Filmin en başarılı metaforu ise ikinci yarıya tamamen hâkim olan muğlaklık hissi. Kadir ve Ahmet’in gözünden izlediğimiz olayların ne yaşandığı kesin, ne de yaşanmadığı. Ve bu arada kalmışlık filmin atmosferini daha da sağlamlaştırırken, kardeşlerin ruhsal durumlarını da ifşa ediyor. Ama daha önemlisi, ülkenin toptan muğlak durumunu gözler önüne sermesi. Birileri bir şeyler diyor, o öbürüne aktarıyor, öbürü kendine göre bunu yorumluyor ve amirine gidiyor, amir ise… Acayip bir kısır döngü ama bu döngü, bir oyun değil. Hayatlar kayıyor, mahalleler ablukaya alınıyor, hatta ülke yokuş aşağı gidiyor. Herkes de şiddeti az (kaygı) ya da çok (paranoya), olan biteni kendine göre yorumlayıp öküzün trene baktığı gibi olayları izliyor, sanki kendisinde hiç suç yokmuş gibi.
Tabii Abluka, tüm bu güzel detaylarının yanında enfes bir distopya kuruyor. Kısıtlı bütçesine rağmen incelikli set tasarımı çok başarılı. Lâkin esas dikkat çeken Cenker Kökten’in filmin atmosferinin içine sinip en önemli unsurlardan birine dönüşen ses tasarımı. Bu sesler, gittikçe paranoyaları ayyuka çıkıp deliliğe yaklaşan iki kardeşin dünyasına cuk oturuyor. Alper’in ise tüm bu teknik unsurlara hâkimiyeti, bunların her birini farklı amaçlarla kullanırken birleşiminde bütünlüklü bir yapı elde etmesi takdire şayan.

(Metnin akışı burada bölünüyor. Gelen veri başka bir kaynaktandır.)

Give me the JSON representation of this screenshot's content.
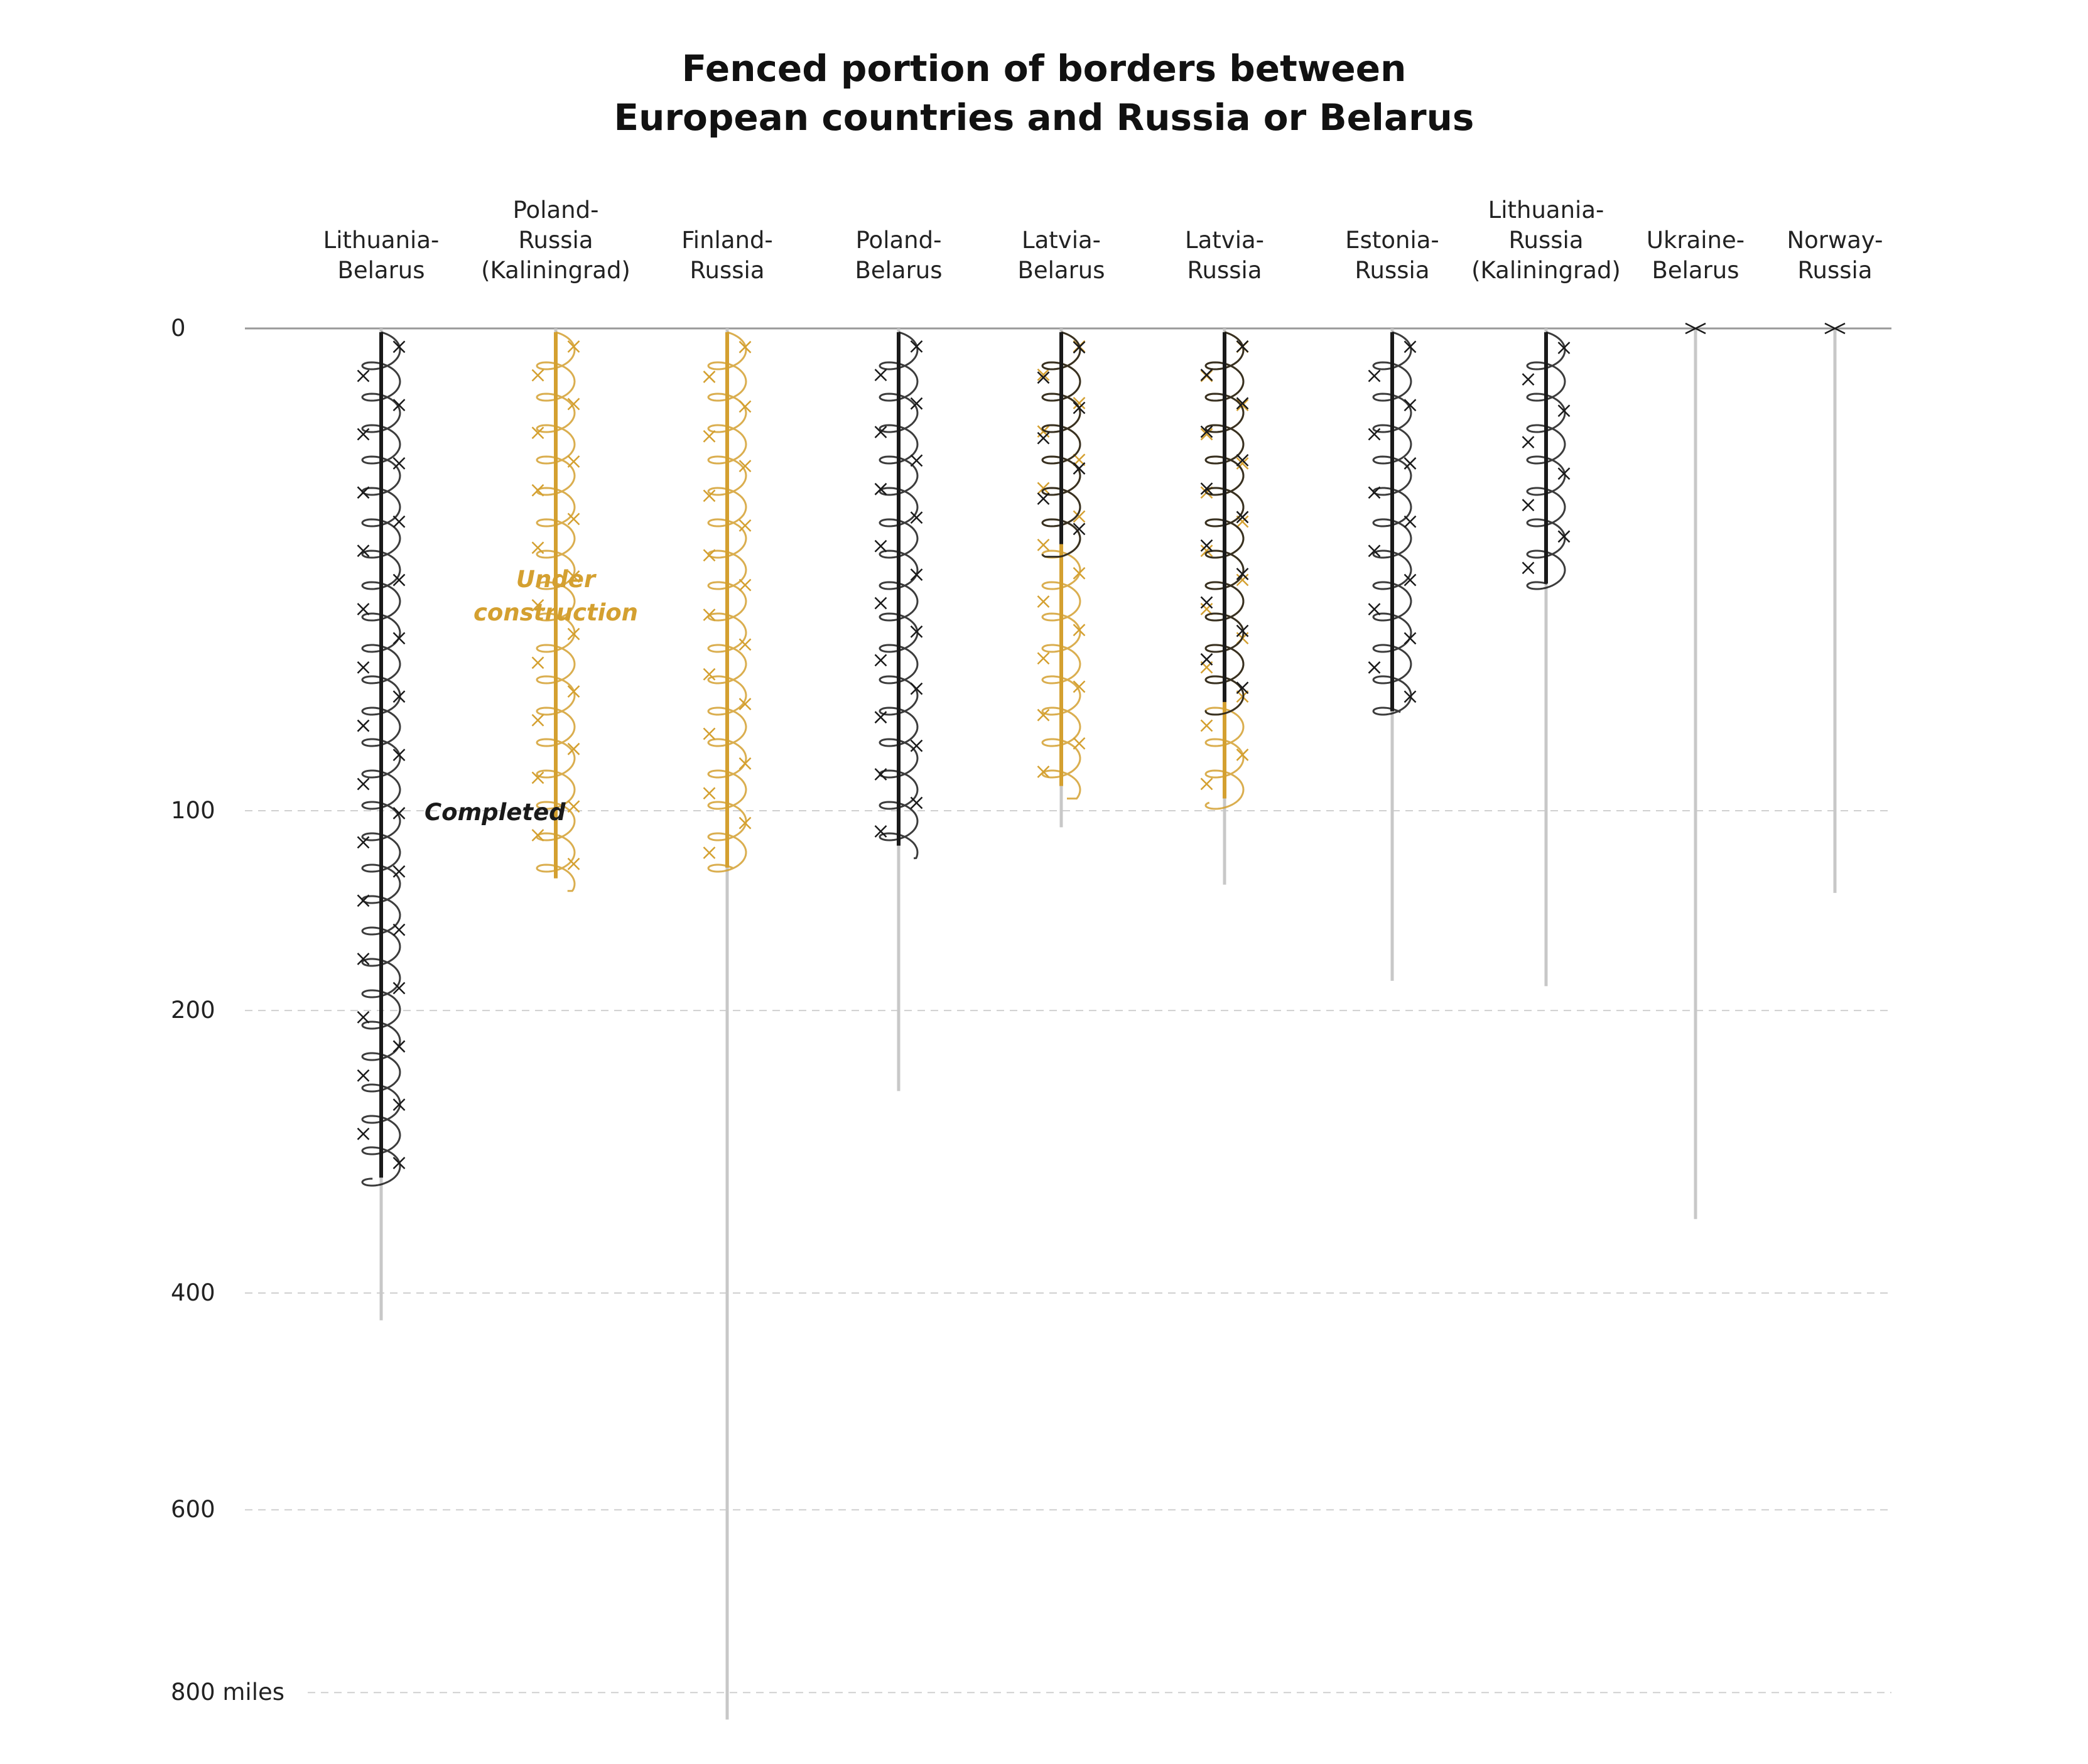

Abluka, uzun uzadıya analiz edilmeyi hak eden, farklı okumalara açık ve birkaç kez izlenip tartışıldıkça değeri artacak bir yapım. Ne yazık ki vizyona böyle bir film oldukça nadir giriyor. Senenin en iyi yapımlarından birini sinemada izleme fırsatını kaçırmayın!
Anadolu erkeği olarak belirtmek çok saçma. Herhangi bir insan o durumda olabilir. Nedir bu anadolu insanına karşı kininiz anlamış değilim.